The MALI-400 MP2 GPU is directly bound to the APU, and the video graphics rendering can also be accelerated in the frame buffer, thereby implementing the display output. The GPU can be rendered by a separate parallel engine, which is much higher than relying on the CPU to handle graphics, and the cost and power consumption is lower than the solution that requires the designer's additional GPU engine. The GPU accelerates 2D and 3D graphics through a comprehensive programmable architecture, which supports both shadlor-based graphics APIs, also supports fixed-function graphics APIs. The GPU has anti-aliasing function, achieving optimal image quality, and hardly resulting in additional performance loss.
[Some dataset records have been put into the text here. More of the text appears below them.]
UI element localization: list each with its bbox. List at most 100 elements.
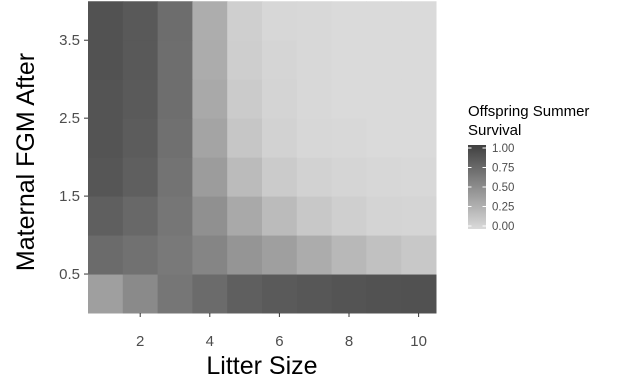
legend-break-label: 0.00 xyxy=(492,221,514,233)
heatmap-cell xyxy=(366,40,402,80)
heatmap-cell xyxy=(331,235,367,275)
heatmap-cell xyxy=(296,196,333,236)
heatmap-cell xyxy=(88,1,124,41)
heatmap-cell xyxy=(192,235,228,275)
heatmap-cell xyxy=(331,79,367,119)
heatmap-cell xyxy=(262,157,298,197)
legend-break-label: 1.00 xyxy=(492,143,514,155)
heatmap-cell xyxy=(157,118,193,158)
heatmap-cell xyxy=(262,40,298,80)
heatmap-cell xyxy=(122,118,159,158)
heatmap-cell xyxy=(227,235,263,275)
legend-colorbar xyxy=(468,145,486,229)
legend-break-label: 0.25 xyxy=(492,202,514,214)
legend-ticks: 1.00 0.75 0.50 0.25 0.00 xyxy=(468,143,514,233)
heatmap-cell xyxy=(122,274,159,314)
x-tick-label: 2 xyxy=(136,333,144,350)
heatmap-cell xyxy=(296,40,333,80)
heatmap-cell xyxy=(401,1,437,41)
heatmap-cell xyxy=(88,79,124,119)
heatmap-cell xyxy=(157,1,193,41)
heatmap-cell xyxy=(227,1,263,41)
heatmap-cell xyxy=(122,1,159,41)
heatmap-cell xyxy=(296,79,333,119)
heatmap-cell xyxy=(296,118,333,158)
y-axis-title: Maternal FGM After xyxy=(12,53,40,271)
heatmap-cell xyxy=(227,118,263,158)
heatmap-cell xyxy=(401,235,437,275)
heatmap-cell xyxy=(157,157,193,197)
heatmap-cell xyxy=(157,274,193,314)
heatmap-cell xyxy=(262,79,298,119)
heatmap-cells xyxy=(88,1,437,314)
heatmap-cell xyxy=(227,196,263,236)
heatmap-cell xyxy=(88,196,124,236)
heatmap-cell xyxy=(227,274,263,314)
heatmap-cell xyxy=(192,157,228,197)
heatmap-cell xyxy=(262,1,298,41)
heatmap-cell xyxy=(366,235,402,275)
heatmap-cell xyxy=(331,40,367,80)
heatmap-cell xyxy=(88,157,124,197)
heatmap-cell xyxy=(296,157,333,197)
heatmap-cell xyxy=(88,235,124,275)
heatmap-cell xyxy=(401,118,437,158)
heatmap-cell xyxy=(331,157,367,197)
heatmap-cell xyxy=(401,79,437,119)
heatmap-cell xyxy=(122,79,159,119)
legend-break-label: 0.75 xyxy=(492,163,514,175)
legend: Offspring Summer Survival 1.00 0.75 0.50 0.… xyxy=(468,103,589,233)
legend-title-line-2: Survival xyxy=(468,122,521,139)
heatmap-cell xyxy=(157,196,193,236)
heatmap-cell xyxy=(122,157,159,197)
heatmap-cell xyxy=(227,157,263,197)
y-axis: 0.5 1.5 2.5 3.5 xyxy=(59,32,88,283)
y-tick-label: 1.5 xyxy=(59,188,80,205)
heatmap-cell xyxy=(366,157,402,197)
heatmap-cell xyxy=(227,79,263,119)
heatmap-cell xyxy=(157,235,193,275)
heatmap-cell xyxy=(401,157,437,197)
x-tick-label: 8 xyxy=(345,333,353,350)
heatmap-cell xyxy=(88,274,124,314)
heatmap-cell xyxy=(262,118,298,158)
heatmap-cell xyxy=(262,235,298,275)
heatmap-cell xyxy=(192,196,228,236)
heatmap-cell xyxy=(88,40,124,80)
heatmap-cell xyxy=(157,79,193,119)
heatmap-cell xyxy=(192,40,228,80)
y-tick-label: 3.5 xyxy=(59,32,80,49)
y-tick-label: 2.5 xyxy=(59,110,80,127)
heatmap-cell xyxy=(296,1,333,41)
heatmap-cell xyxy=(122,235,159,275)
heatmap-cell xyxy=(401,40,437,80)
heatmap-cell xyxy=(401,274,437,314)
heatmap-cell xyxy=(366,1,402,41)
heatmap-cell xyxy=(122,196,159,236)
heatmap-cell xyxy=(331,196,367,236)
heatmap-cell xyxy=(331,274,367,314)
y-tick-label: 0.5 xyxy=(59,266,80,283)
heatmap-cell xyxy=(401,196,437,236)
heatmap-cell xyxy=(296,274,333,314)
heatmap-cell xyxy=(262,274,298,314)
x-axis-title: Litter Size xyxy=(206,352,317,378)
x-tick-label: 6 xyxy=(275,333,283,350)
heatmap-cell xyxy=(192,79,228,119)
heatmap-cell xyxy=(296,235,333,275)
heatmap-cell xyxy=(122,40,159,80)
heatmap-cell xyxy=(88,118,124,158)
heatmap-cell xyxy=(331,118,367,158)
legend-title-line-1: Offspring Summer xyxy=(468,103,589,120)
x-axis: 2 4 6 8 10 xyxy=(136,313,427,350)
heatmap-cell xyxy=(366,118,402,158)
x-tick-label: 10 xyxy=(410,333,427,350)
heatmap-cell xyxy=(192,118,228,158)
legend-break-label: 0.50 xyxy=(492,182,514,194)
heatmap-cell xyxy=(366,79,402,119)
heatmap-cell xyxy=(157,40,193,80)
heatmap-cell xyxy=(262,196,298,236)
heatmap-cell xyxy=(366,274,402,314)
heatmap-cell xyxy=(192,1,228,41)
Xilinx supports a full set of Linux drivers that use practical tests that automatically turn the graphic command from the APU to the CPU processing.
In addition, Zynq UltraScale + MPSOC provides high-speed interconnect, which contains an integrated DISPLAYPORT interface module. The DISPLAYPORT interface is located in the PS side, which can be multiplexed to two of the four dedicated high-speed serial transceivers, with a working rate of up to 6 GB / s. The architecture gets rid of the need for additional display chips, further reduces the system BOM cost.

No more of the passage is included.